Gamestick – A hands on review
My kickstarter backed Gamestick finally came in the mail today after forgetting about it for the last year or so, which was a nice little surprise for this afternoon. Lets check it out. The packaging was actually a little bit nicer than I expected – it came in a nice matte box which opens to present the controller right away (look like they took a cue from how apple does things), with all the extras tucked away underneath. The controller itself is presented in a plastic enclosure with the Gamestick logo nicely embossed on the top. The cables feel like they are decent enough quality, and the carry the brand across each one. The ‘console’ itself is super tiny, with LEDs that shine from the inside when it’s plugged in. The controller itself feels a bit cheap (honestly to be expected). The analog sticks move nice and smooth, but the feel of the d-pad leaves something to be desired. One thing to note, is that this thing is big. It feels more like a homage to a retro controller than trying to be something modern. Nothing too interesting on the back, minus the switch that releases the HDMI unit, and a couple reset and pairing switches. Buttonwise, everything feels where it should be, but the size of the controller really doesn’t feel comfortable in my hands. I plugged the controller in to charge, and was surprised to see that the cable is actually on the bottom of the unit. As I was messing around with the setup process, the short cable was actually pulling on the controller, tugging away on the bottom of it.. This is a pretty big design flaw, and is the first controller I’ve seen with this design (for a good reason). The setup was relatively painless, but for some reason they decided to switch the confirmation buttons from A to X depending on what screen you’re on. It killed what should have been a pretty seamless flow.

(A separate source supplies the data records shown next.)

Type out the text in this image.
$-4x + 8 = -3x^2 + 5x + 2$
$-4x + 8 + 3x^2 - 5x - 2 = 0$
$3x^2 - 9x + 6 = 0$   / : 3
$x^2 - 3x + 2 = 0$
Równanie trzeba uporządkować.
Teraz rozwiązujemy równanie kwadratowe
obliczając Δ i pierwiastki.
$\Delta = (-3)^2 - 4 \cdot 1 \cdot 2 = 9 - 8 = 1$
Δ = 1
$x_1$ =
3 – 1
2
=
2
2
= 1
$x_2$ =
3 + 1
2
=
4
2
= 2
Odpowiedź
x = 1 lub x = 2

After I selected the language, and set up the wifi connection it then proceeded to download the software update. Once it finished, I was a little surprised to have to go back, and select the language and set up the wifi for a second time.
Oh well, lets try some games. I was surprised to see a lack of free games on the store itself, so I dropped a couple bucks on some random ones that looked interesting. One thing to note is that the OS itself looks great. It’s very minimal, and resembles the tiled look of the Xbox.
First up was Slingshot Racing, which was super fun overall, but being a 1 button game, didn’t really utilize the multitudes of button on the controller that I expected. This is where things started to get really frustrating. I picked up Shadow Gun because it was free, and I wanted to see what a shooter was like. Once the game booted up, I was presented with the main menu, but none of the buttons on the controller would work expect for the d-pad and the analog sticks, which meant I couldn’t really do anything. Next up I grabbed Beast Boxing for a couple bucks, and ran into the same issue as the last game. It loads in fine, but it refuses to let me do anything on the main menu. Maybe something happened with the pairing of the controller? After pairing it again, nothing was fixed, and I was unable to get past the main menus. When in doubt, reset! After doing that, I’m staring at the loading screen where it’s constantly cycling through “Searching for new gamepads”, lovely. Lets do a hard reset and pull the HDMI connection out of the TV, maybe a fresh restart will get things going again. Sure enough, it booted right back into the game, where I couldn’t get past the main menu yet again. At this point, I’ve lost all patience to continue any further. The controller itself seems fine as the buttons work in one game and the OS, so I’m assuming it’s a software issue. I’ve had some really bad luck with the quality of kickstarter projects in general, and this is yet another to add to the list. I would not recommend purchasing one of these at least until they have the kinks worked out.